Anderson then appealed the local committee’s findings on the last two claims to the state. On May 11, the State Human Rights Committee unanimously voted to overturn the local committee’s findings on those claims.
On the retaliation claim, the state committee found in favor of Anderson for three reasons: the closeness in time between her complaint and her discharge from services, the fact that Region Ten only offered her one meeting date to discuss discharge, and the fact that neither Anderson nor her treatment team was present at that meeting.
On the second appealed claim, the state committee said that, regardless of the violation’s classification as a “complaint of discrimination,” the timeframe for Region Ten’s response to her complaint did not meet regulations.
In addition to the state committee’s findings, the Local Human Rights Committee also has found Region Ten in violation of five new human rights regulations that Anderson submitted in February. Each of those violations — again having to do with Anderson’s dignity and right to services — stems from Anderson’s unsigned behavioral contract.

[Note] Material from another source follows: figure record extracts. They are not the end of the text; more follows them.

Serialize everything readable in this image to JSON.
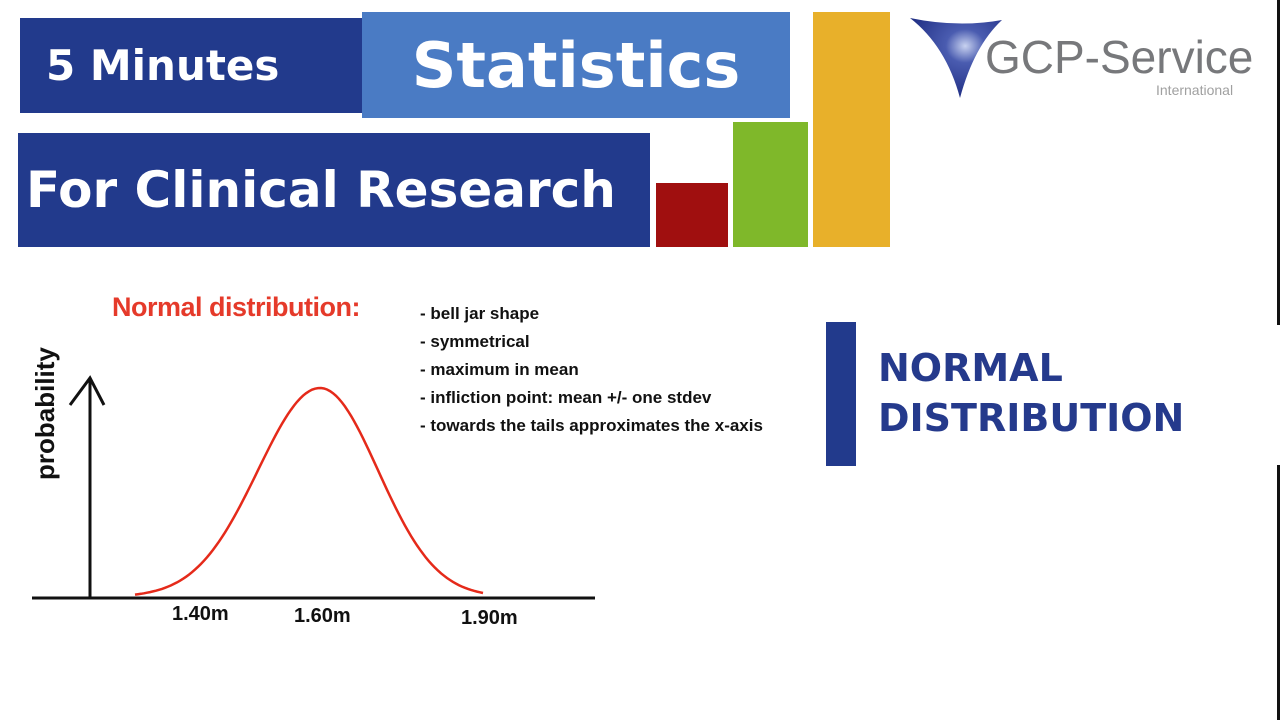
{
  "header": {
    "title_part1": "5 Minutes",
    "title_part2": "Statistics",
    "subtitle": "For Clinical Research",
    "colors": {
      "navy": "#223a8c",
      "light_blue": "#4a7bc4",
      "red": "#a00f0f",
      "green": "#7fb82a",
      "yellow": "#e8b02a"
    }
  },
  "logo": {
    "name": "GCP-Service",
    "sub": "International"
  },
  "figure": {
    "heading": "Normal distribution:",
    "bullets": [
      "- bell jar shape",
      "- symmetrical",
      "- maximum in mean",
      "- infliction point: mean +/- one stdev",
      "- towards the tails approximates the x-axis"
    ],
    "y_axis_label": "probability",
    "x_ticks": [
      "1.40m",
      "1.60m",
      "1.90m"
    ],
    "curve_color": "#e52a1a"
  },
  "section_title": {
    "line1": "NORMAL",
    "line2": "DISTRIBUTION"
  }
}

“That behavioral contract placed limitations on my ability to complain, as well as my ability to access my records, both of which were in violation of the human rights code,” Anderson said.

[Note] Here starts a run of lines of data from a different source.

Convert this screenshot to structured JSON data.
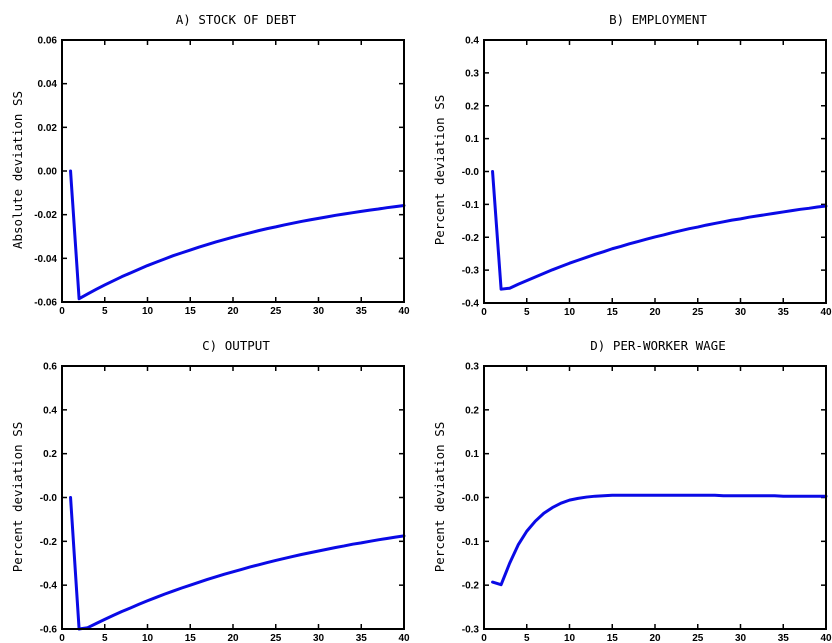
{
  "chart_data": [
    {
      "type": "line",
      "title": "A) STOCK OF DEBT",
      "ylabel": "Absolute deviation SS",
      "xlabel": "",
      "xlim": [
        0,
        40
      ],
      "ylim": [
        -0.06,
        0.06
      ],
      "xticks": [
        0,
        5,
        10,
        15,
        20,
        25,
        30,
        35,
        40
      ],
      "xtick_labels": [
        "0",
        "5",
        "10",
        "15",
        "20",
        "25",
        "30",
        "35",
        "40"
      ],
      "yticks": [
        -0.06,
        -0.04,
        -0.02,
        0.0,
        0.02,
        0.04,
        0.06
      ],
      "ytick_labels": [
        "-0.06",
        "-0.04",
        "-0.02",
        "0.00",
        "0.02",
        "0.04",
        "0.06"
      ],
      "series": [
        {
          "color": "#0a0ae6",
          "x": [
            1,
            2,
            3,
            4,
            5,
            6,
            7,
            8,
            9,
            10,
            11,
            12,
            13,
            14,
            15,
            16,
            17,
            18,
            19,
            20,
            21,
            22,
            23,
            24,
            25,
            26,
            27,
            28,
            29,
            30,
            31,
            32,
            33,
            34,
            35,
            36,
            37,
            38,
            39,
            40
          ],
          "y": [
            0.0,
            -0.0585,
            -0.0563,
            -0.0542,
            -0.0522,
            -0.0503,
            -0.0484,
            -0.0467,
            -0.045,
            -0.0433,
            -0.0418,
            -0.0403,
            -0.0388,
            -0.0375,
            -0.0362,
            -0.0349,
            -0.0337,
            -0.0325,
            -0.0314,
            -0.0303,
            -0.0293,
            -0.0283,
            -0.0273,
            -0.0264,
            -0.0256,
            -0.0247,
            -0.0239,
            -0.0231,
            -0.0224,
            -0.0217,
            -0.021,
            -0.0203,
            -0.0197,
            -0.0191,
            -0.0185,
            -0.0179,
            -0.0174,
            -0.0168,
            -0.0163,
            -0.0158
          ]
        }
      ]
    },
    {
      "type": "line",
      "title": "B) EMPLOYMENT",
      "ylabel": "Percent deviation SS",
      "xlabel": "",
      "xlim": [
        0,
        40
      ],
      "ylim": [
        -0.4,
        0.4
      ],
      "xticks": [
        0,
        5,
        10,
        15,
        20,
        25,
        30,
        35,
        40
      ],
      "xtick_labels": [
        "0",
        "5",
        "10",
        "15",
        "20",
        "25",
        "30",
        "35",
        "40"
      ],
      "yticks": [
        -0.4,
        -0.3,
        -0.2,
        -0.1,
        0.0,
        0.1,
        0.2,
        0.3,
        0.4
      ],
      "ytick_labels": [
        "-0.4",
        "-0.3",
        "-0.2",
        "-0.1",
        "-0.0",
        "0.1",
        "0.2",
        "0.3",
        "0.4"
      ],
      "series": [
        {
          "color": "#0a0ae6",
          "x": [
            1,
            2,
            3,
            4,
            5,
            6,
            7,
            8,
            9,
            10,
            11,
            12,
            13,
            14,
            15,
            16,
            17,
            18,
            19,
            20,
            21,
            22,
            23,
            24,
            25,
            26,
            27,
            28,
            29,
            30,
            31,
            32,
            33,
            34,
            35,
            36,
            37,
            38,
            39,
            40
          ],
          "y": [
            0.0,
            -0.358,
            -0.355,
            -0.343,
            -0.332,
            -0.321,
            -0.31,
            -0.299,
            -0.289,
            -0.279,
            -0.27,
            -0.261,
            -0.252,
            -0.244,
            -0.235,
            -0.228,
            -0.22,
            -0.213,
            -0.206,
            -0.199,
            -0.193,
            -0.186,
            -0.18,
            -0.174,
            -0.169,
            -0.163,
            -0.158,
            -0.153,
            -0.148,
            -0.144,
            -0.139,
            -0.135,
            -0.131,
            -0.127,
            -0.123,
            -0.119,
            -0.115,
            -0.112,
            -0.108,
            -0.105
          ]
        }
      ]
    },
    {
      "type": "line",
      "title": "C) OUTPUT",
      "ylabel": "Percent deviation SS",
      "xlabel": "",
      "xlim": [
        0,
        40
      ],
      "ylim": [
        -0.6,
        0.6
      ],
      "xticks": [
        0,
        5,
        10,
        15,
        20,
        25,
        30,
        35,
        40
      ],
      "xtick_labels": [
        "0",
        "5",
        "10",
        "15",
        "20",
        "25",
        "30",
        "35",
        "40"
      ],
      "yticks": [
        -0.6,
        -0.4,
        -0.2,
        0.0,
        0.2,
        0.4,
        0.6
      ],
      "ytick_labels": [
        "-0.6",
        "-0.4",
        "-0.2",
        "-0.0",
        "0.2",
        "0.4",
        "0.6"
      ],
      "series": [
        {
          "color": "#0a0ae6",
          "x": [
            1,
            2,
            3,
            4,
            5,
            6,
            7,
            8,
            9,
            10,
            11,
            12,
            13,
            14,
            15,
            16,
            17,
            18,
            19,
            20,
            21,
            22,
            23,
            24,
            25,
            26,
            27,
            28,
            29,
            30,
            31,
            32,
            33,
            34,
            35,
            36,
            37,
            38,
            39,
            40
          ],
          "y": [
            0.0,
            -0.6,
            -0.594,
            -0.575,
            -0.556,
            -0.538,
            -0.52,
            -0.504,
            -0.487,
            -0.471,
            -0.456,
            -0.441,
            -0.427,
            -0.413,
            -0.4,
            -0.387,
            -0.374,
            -0.362,
            -0.35,
            -0.339,
            -0.328,
            -0.317,
            -0.307,
            -0.297,
            -0.287,
            -0.278,
            -0.269,
            -0.26,
            -0.252,
            -0.244,
            -0.236,
            -0.228,
            -0.221,
            -0.213,
            -0.207,
            -0.2,
            -0.193,
            -0.187,
            -0.181,
            -0.175
          ]
        }
      ]
    },
    {
      "type": "line",
      "title": "D) PER-WORKER WAGE",
      "ylabel": "Percent deviation SS",
      "xlabel": "",
      "xlim": [
        0,
        40
      ],
      "ylim": [
        -0.3,
        0.3
      ],
      "xticks": [
        0,
        5,
        10,
        15,
        20,
        25,
        30,
        35,
        40
      ],
      "xtick_labels": [
        "0",
        "5",
        "10",
        "15",
        "20",
        "25",
        "30",
        "35",
        "40"
      ],
      "yticks": [
        -0.3,
        -0.2,
        -0.1,
        0.0,
        0.1,
        0.2,
        0.3
      ],
      "ytick_labels": [
        "-0.3",
        "-0.2",
        "-0.1",
        "-0.0",
        "0.1",
        "0.2",
        "0.3"
      ],
      "series": [
        {
          "color": "#0a0ae6",
          "x": [
            1,
            2,
            3,
            4,
            5,
            6,
            7,
            8,
            9,
            10,
            11,
            12,
            13,
            14,
            15,
            16,
            17,
            18,
            19,
            20,
            21,
            22,
            23,
            24,
            25,
            26,
            27,
            28,
            29,
            30,
            31,
            32,
            33,
            34,
            35,
            36,
            37,
            38,
            39,
            40
          ],
          "y": [
            -0.193,
            -0.199,
            -0.15,
            -0.108,
            -0.077,
            -0.054,
            -0.036,
            -0.023,
            -0.013,
            -0.006,
            -0.002,
            0.001,
            0.003,
            0.004,
            0.005,
            0.005,
            0.005,
            0.005,
            0.005,
            0.005,
            0.005,
            0.005,
            0.005,
            0.005,
            0.005,
            0.005,
            0.005,
            0.004,
            0.004,
            0.004,
            0.004,
            0.004,
            0.004,
            0.004,
            0.003,
            0.003,
            0.003,
            0.003,
            0.003,
            0.003
          ]
        }
      ]
    }
  ]
}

In light of each committee’s findings, Anderson still is displeased with Region Ten’s handling of her situation, stating that Region Ten has a “serious problem” with anyone who asks too many questions, and that its actions could be troubling for anyone else who needs to seek treatment.
“The problem is — this isn’t like getting disinvited to the local country club,” Anderson said. “I really needed those services and I was denied those services, not based on the fact that I didn’t need them, but based on the fact that they wanted to have more control over the manner in which I made complaints, how I access my records and all of these other things.”
She continued that Executive Director Robert Johnson was not fit to lead Region Ten, given the state committee’s finding that Region Ten retaliated against her. She suggested that Johnson and his upper-level staff either did not have a clear understanding of the human rights code of Virginia, or that they did not feel that its rules and regulations applied to them.
“In either case, it sets a dangerous precedent for all clients receiving services,” Anderson said.
When asked for comment on the matter, Johnson said that department regulations prohibit him from speaking publicly about any particular individual’s case, and that such a rule made it difficult for the “other side of the story” to come out.
Johnson noted that he has seen very few complaints come through the office before, and that they rarely go before the Human Rights Committee. He added that, in his position, it is imperative to “weigh the rights of consumers against the safety of staff.”
“We typically handle issues like this in-house, usually to the satisfaction of all parties,” Johnson said. “We know that it is sometimes hard to please everybody.”
Johnson is set to retire on Sept. 30. Region Ten is currently accepting applications for its next executive director.